By way of an anecdote, I know a lady who rote-learned Windows XP and Outlook Express, but somehow managed to miss the lesson about not opening attachments from strangers. So literally every few months her poor brother has to disinfect the machine and sometimes wipe it entirely. While it's not impossible to infect Windows 7 in a similar manner, it's definitely harder in general and specifically *much* more difficult for malware to hijack the underlying OS without some kind of payload being voluntarily installed by the user. If and when she upgrades to 7, my friend's relative will notice this difference and likely appreciate it enormously - as will my friend!

Another anecdote, this time about the UI: when Microsoft released Desktop Search 4.0 for XP, most people never installed it (it was opt-in) and because the widget lay outside the Start Menu, where users are trained to look, many people who had it installed for them didn't understand how to use it. In Windows Vista this was moved into the Start Menu proper. I personally don't use it all that much, because I know where my files are, but your average user generally has crap all over and can't find things easily. So having "Search" right there in the Start Menu makes a huge difference, because now with a tiny bit of training (essentially being told, "if you've lost something, type the subject here and it will magically appear") they can be much more comfortable using their PC.
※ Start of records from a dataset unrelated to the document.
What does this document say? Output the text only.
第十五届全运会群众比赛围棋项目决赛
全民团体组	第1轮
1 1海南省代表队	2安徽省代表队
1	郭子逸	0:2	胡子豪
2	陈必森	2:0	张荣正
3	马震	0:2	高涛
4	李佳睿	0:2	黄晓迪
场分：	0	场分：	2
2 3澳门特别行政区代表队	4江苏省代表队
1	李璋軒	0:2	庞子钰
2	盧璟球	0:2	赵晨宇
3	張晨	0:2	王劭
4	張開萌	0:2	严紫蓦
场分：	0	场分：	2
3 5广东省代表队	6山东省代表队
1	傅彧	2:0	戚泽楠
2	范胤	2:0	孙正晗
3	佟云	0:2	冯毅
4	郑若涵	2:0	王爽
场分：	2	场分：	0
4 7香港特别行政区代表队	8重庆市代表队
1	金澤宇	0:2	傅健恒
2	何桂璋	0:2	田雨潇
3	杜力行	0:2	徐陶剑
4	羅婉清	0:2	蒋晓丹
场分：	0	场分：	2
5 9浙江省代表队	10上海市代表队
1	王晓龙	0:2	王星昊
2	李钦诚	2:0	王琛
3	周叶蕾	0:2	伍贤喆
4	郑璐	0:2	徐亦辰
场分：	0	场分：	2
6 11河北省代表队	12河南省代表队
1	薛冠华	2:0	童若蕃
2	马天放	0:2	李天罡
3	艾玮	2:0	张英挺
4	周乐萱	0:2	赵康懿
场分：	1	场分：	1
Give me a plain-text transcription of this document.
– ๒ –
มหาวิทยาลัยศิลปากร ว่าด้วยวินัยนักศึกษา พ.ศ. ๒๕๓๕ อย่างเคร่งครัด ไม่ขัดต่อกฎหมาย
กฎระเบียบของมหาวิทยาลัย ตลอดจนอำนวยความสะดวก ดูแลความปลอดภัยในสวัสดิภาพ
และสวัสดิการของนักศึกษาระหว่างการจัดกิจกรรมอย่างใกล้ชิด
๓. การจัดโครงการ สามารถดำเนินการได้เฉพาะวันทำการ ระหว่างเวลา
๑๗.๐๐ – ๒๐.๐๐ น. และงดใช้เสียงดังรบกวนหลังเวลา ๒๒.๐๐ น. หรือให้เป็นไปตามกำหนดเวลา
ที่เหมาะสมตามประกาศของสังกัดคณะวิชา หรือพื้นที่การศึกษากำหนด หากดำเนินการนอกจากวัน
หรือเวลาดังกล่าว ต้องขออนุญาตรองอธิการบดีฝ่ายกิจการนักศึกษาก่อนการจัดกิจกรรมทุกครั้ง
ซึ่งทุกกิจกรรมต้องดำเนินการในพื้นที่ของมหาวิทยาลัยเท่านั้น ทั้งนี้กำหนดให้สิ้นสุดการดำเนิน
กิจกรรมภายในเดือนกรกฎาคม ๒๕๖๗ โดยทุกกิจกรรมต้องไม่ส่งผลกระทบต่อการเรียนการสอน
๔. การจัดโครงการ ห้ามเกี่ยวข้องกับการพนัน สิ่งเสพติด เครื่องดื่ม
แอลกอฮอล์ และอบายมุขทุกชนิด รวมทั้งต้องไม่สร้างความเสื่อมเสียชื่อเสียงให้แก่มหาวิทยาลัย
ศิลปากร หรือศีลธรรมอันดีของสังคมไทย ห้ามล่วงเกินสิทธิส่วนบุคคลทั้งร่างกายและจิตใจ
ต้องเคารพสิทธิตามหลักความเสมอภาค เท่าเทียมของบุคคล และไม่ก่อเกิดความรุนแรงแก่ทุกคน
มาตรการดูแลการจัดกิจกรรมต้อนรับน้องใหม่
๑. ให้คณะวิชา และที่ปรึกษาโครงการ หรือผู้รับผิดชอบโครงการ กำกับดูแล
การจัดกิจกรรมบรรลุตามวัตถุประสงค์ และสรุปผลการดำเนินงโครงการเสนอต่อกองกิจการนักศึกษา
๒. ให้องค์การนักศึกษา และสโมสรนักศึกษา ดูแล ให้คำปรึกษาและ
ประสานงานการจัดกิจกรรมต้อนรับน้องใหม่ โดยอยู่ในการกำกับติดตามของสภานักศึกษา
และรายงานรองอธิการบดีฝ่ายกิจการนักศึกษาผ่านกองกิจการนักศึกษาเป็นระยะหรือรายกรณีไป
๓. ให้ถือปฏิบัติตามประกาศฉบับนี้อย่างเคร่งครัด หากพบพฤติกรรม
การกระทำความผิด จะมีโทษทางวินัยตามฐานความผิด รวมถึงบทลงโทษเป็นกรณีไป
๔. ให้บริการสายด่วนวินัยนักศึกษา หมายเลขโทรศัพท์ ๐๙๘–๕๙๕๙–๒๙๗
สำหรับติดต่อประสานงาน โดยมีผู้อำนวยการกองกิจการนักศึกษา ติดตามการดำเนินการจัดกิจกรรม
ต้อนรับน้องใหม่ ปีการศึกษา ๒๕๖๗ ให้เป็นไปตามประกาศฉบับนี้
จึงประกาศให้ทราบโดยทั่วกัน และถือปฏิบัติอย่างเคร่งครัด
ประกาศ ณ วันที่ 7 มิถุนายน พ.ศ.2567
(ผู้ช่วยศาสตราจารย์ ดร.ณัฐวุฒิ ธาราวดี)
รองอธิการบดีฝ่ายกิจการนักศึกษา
IMHO it's all too common stories like these that help to explain just why Windows 7 is so highly regarded. For a lot of people it genuinely is a much better experience than XP.

Reply Parent Score: 4

RE[4]: Microsoft in transition
by StuS on Tue 14th Jan 2014 01:22 in reply to "RE[3]: Microsoft in transition"
StuS Member since:

Given your experience, windows 8.1 isn't Vista - it's Linux! ;)

(Sorry, just spent some time upgrading Ubuntu from LTS to the latest normal release because docker (crapper) wanted me to bring in a backported kernel to LTS without mentioning this upgrade will break my ati driver, and therefore my X setup, and... yeah, if you upgrade and it breaks video, you got Linux ;) )

I am a Linux fanboy, but even I know it has it's issues (but has gotten a lot better!!)